Distributionally Robust Optimization Under Distorted Expectations
研究了决策者在仅知部分客观概率信息时,如何利用扭曲期望进行优化决策,发现模糊厌恶者会像风险厌恶者一样行动,并可将此类问题转化为凸规划求解。
Optimal Decision Making Under Distorted Expectation with Partial Distribution Information Decision makers who are not risk neutral may evaluate expected values by distorting objective probabilities to reflect their risk attitudes, a phenomenon known as distorted expectations. This concept is widely applied in behavioral economics, insurance, finance, and other business domains. In “Distributionally Robust Optimization Under Distorted Expectations,” Cai, Li, and Mao study how decision makers using distorted expectations can optimize their decisions when only partial information about objective probabilities is available. They show that decision makers who are ambiguity averse can optimize their decisions as if they are risk averse with their risk attitudes characterized by a convex distortion function.
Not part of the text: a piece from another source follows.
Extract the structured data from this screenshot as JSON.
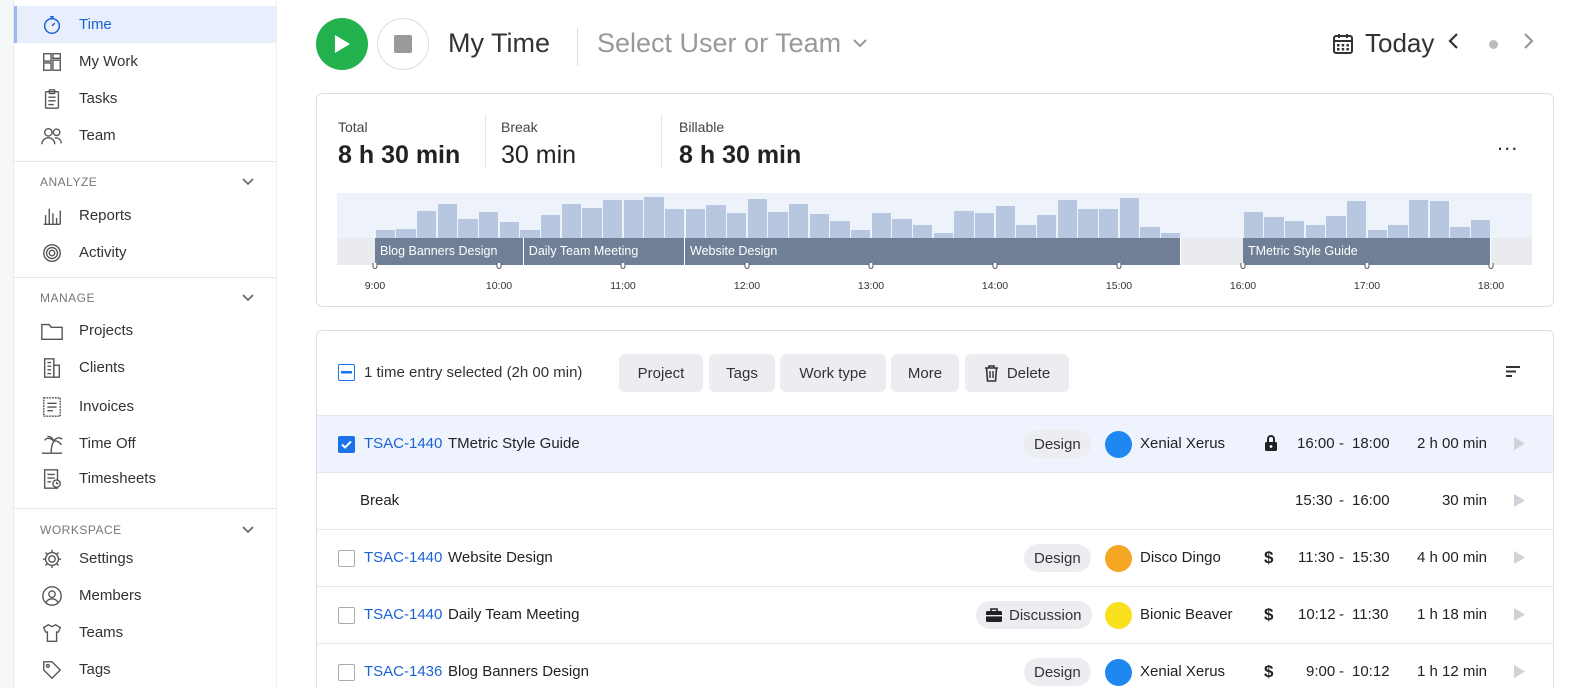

This finding demonstrates why even non–risk-averse decision makers, such as those studied in the celebrated cumulative prospect theory, may consider it optimal to take risk-averse decisions when facing uncertainty about objective probabilities. Leveraging this finding, the authors show that a large class of distributionally robust optimization problems involving the use of distorted expectations can be tractably solved as convex programs.